17 En effet, les travailleurs féminins et masculins sont également exposés à la maladie. Même s'il est vrai que certains troubles sont propres à l'un ou à l'autre sexe, la seule question est donc de savoir si une femme est licenciée pour cause d'absence due à la maladie, dans les mêmes conditions qu'un homme; si tel est le cas, il n'y a pas de discrimination directe fondée sur le sexe.

18 De même, dans un tel cas, il n'y a pas lieu de s'interroger sur le point de savoir si les femmes sont plus souvent absentes pour cause de maladie que les hommes ni, par conséquent, sur l'existence d'une éventuelle discrimination indirecte.
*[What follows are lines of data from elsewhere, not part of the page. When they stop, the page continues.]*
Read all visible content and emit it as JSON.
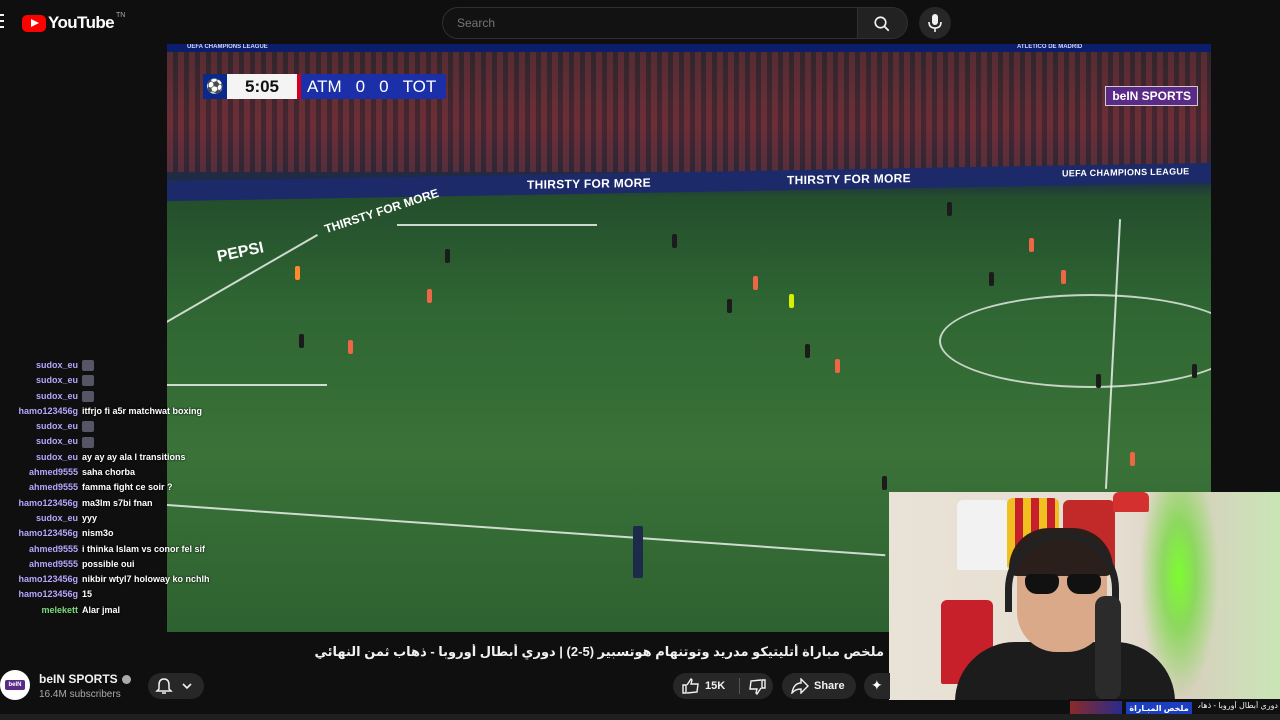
{
  "header": {
    "brand": "YouTube",
    "brand_region": "TN",
    "search_placeholder": "Search",
    "icons": [
      "menu-icon",
      "search-icon",
      "mic-icon"
    ]
  },
  "video": {
    "scoreboard": {
      "time": "5:05",
      "home": "ATM",
      "home_score": "0",
      "away_score": "0",
      "away": "TOT"
    },
    "broadcaster": "beIN SPORTS",
    "top_banner_left": "UEFA CHAMPIONS LEAGUE",
    "top_banner_right": "ATLETICO DE MADRID",
    "boards": [
      "THIRSTY FOR MORE",
      "THIRSTY FOR MORE",
      "UEFA CHAMPIONS LEAGUE",
      "THIRSTY FOR MORE",
      "PEPSI"
    ]
  },
  "chat": [
    {
      "user": "sudox_eu",
      "color": "#b8a5ff",
      "msg": "",
      "emote": true
    },
    {
      "user": "sudox_eu",
      "color": "#b8a5ff",
      "msg": "",
      "emote": true
    },
    {
      "user": "sudox_eu",
      "color": "#b8a5ff",
      "msg": "",
      "emote": true
    },
    {
      "user": "hamo123456g",
      "color": "#b8a5ff",
      "msg": "itfrjo fi a5r matchwat boxing",
      "emote": false
    },
    {
      "user": "sudox_eu",
      "color": "#b8a5ff",
      "msg": "",
      "emote": true
    },
    {
      "user": "sudox_eu",
      "color": "#b8a5ff",
      "msg": "",
      "emote": true
    },
    {
      "user": "sudox_eu",
      "color": "#b8a5ff",
      "msg": "ay ay ay ala l transitions",
      "emote": false
    },
    {
      "user": "ahmed9555",
      "color": "#b8a5ff",
      "msg": "saha chorba",
      "emote": false
    },
    {
      "user": "ahmed9555",
      "color": "#b8a5ff",
      "msg": "famma fight ce soir ?",
      "emote": false
    },
    {
      "user": "hamo123456g",
      "color": "#b8a5ff",
      "msg": "ma3lm s7bi fnan",
      "emote": false
    },
    {
      "user": "sudox_eu",
      "color": "#b8a5ff",
      "msg": "yyy",
      "emote": false
    },
    {
      "user": "hamo123456g",
      "color": "#b8a5ff",
      "msg": "nism3o",
      "emote": false
    },
    {
      "user": "ahmed9555",
      "color": "#b8a5ff",
      "msg": "i thinka Islam vs conor fel sif",
      "emote": false
    },
    {
      "user": "ahmed9555",
      "color": "#b8a5ff",
      "msg": "possible oui",
      "emote": false
    },
    {
      "user": "hamo123456g",
      "color": "#b8a5ff",
      "msg": "nikbir wtyl7 holoway ko nchlh",
      "emote": false
    },
    {
      "user": "hamo123456g",
      "color": "#b8a5ff",
      "msg": "15",
      "emote": false
    },
    {
      "user": "melekett",
      "color": "#7dd97d",
      "msg": "Alar jmal",
      "emote": false
    }
  ],
  "meta": {
    "title": "ملخص مباراة أتليتيكو مدريد وتوتنهام هوتسبير (5-2) | دوري أبطال أوروبا - ذهاب ثمن النهائي",
    "channel_name": "beIN SPORTS",
    "avatar_label": "beIN",
    "subscribers": "16.4M subscribers",
    "likes": "15K",
    "share_label": "Share"
  },
  "overlay": {
    "badge": "ملخص المبـاراة",
    "text": "دوري أبطال أوروبا - ذهاب ثمن النهائي"
  },
  "colors": {
    "brand_red": "#ff0000",
    "bg": "#0f0f0f",
    "chat_name": "#b8a5ff",
    "chat_name_alt": "#7dd97d",
    "bein_purple": "#5b2a86"
  }
}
19 Il y a donc lieu de répondre à la première question que, sous réserve des dispositions du droit national prises en application de l'article 2, paragraphe 3, de la directive 76/207 du Conseil, du 9 février 1976, relative à la mise en oeuvre du principe de l'égalité de traitement entre hommes et femmes en ce qui concerne l'accès à l'emploi, à la formation et à la promotion professionnelles, et les conditions de travail, les dispositions combinées de l'article 5, paragraphe 1, et de l'article 2, paragraphe 1, de cette directive ne s'opposent pas aux licenciements qui sont la conséquence d'absences dues à une maladie qui trouve son origine dans la grossesse ou dans l'accouchement.

Sur la seconde question

20 Eu égard à la réponse apportée à la première question, il n'y a pas lieu de statuer sur la seconde question.

Sur les dépens

21 Les frais exposés par les gouvernements britannique et italien ainsi que par la Commission des Communautés européennes, qui ont soumis des observations à la Cour, ne peuvent faire l'objet d'un remboursement. La procédure revêtant, à l'égard des parties au principal, le caractère d'un incident soulevé devant la juridiction nationale, il appartient à celle-ci de statuer sur les dépens.

Par ces motifs,

LA COUR,

statuant sur les questions à elle posées par le Hoejesteret du Danemark, par ordonnance du 30 juin 1988, dit pour droit :

Sous réserve des dispositions du droit national prises en application de l'article 2, paragraphe 3, de la directive 76/207/CEE du Conseil, du 9 février 1976, relative à la mise en oeuvre du principe de l'égalité de traitement entre hommes et femmes en ce qui concerne l'accès à l'emploi, à la formation et à la promotion professionnelles, et les conditions de travail, les dispositions combinées de l'article 5, paragraphe 1, et de l'article 2, paragraphe 1, de la directive ne s'opposent pas aux licenciements qui sont la conséquence d'absences dues à une maladie qui trouve son origine dans la grossesse ou dans l'accouchement.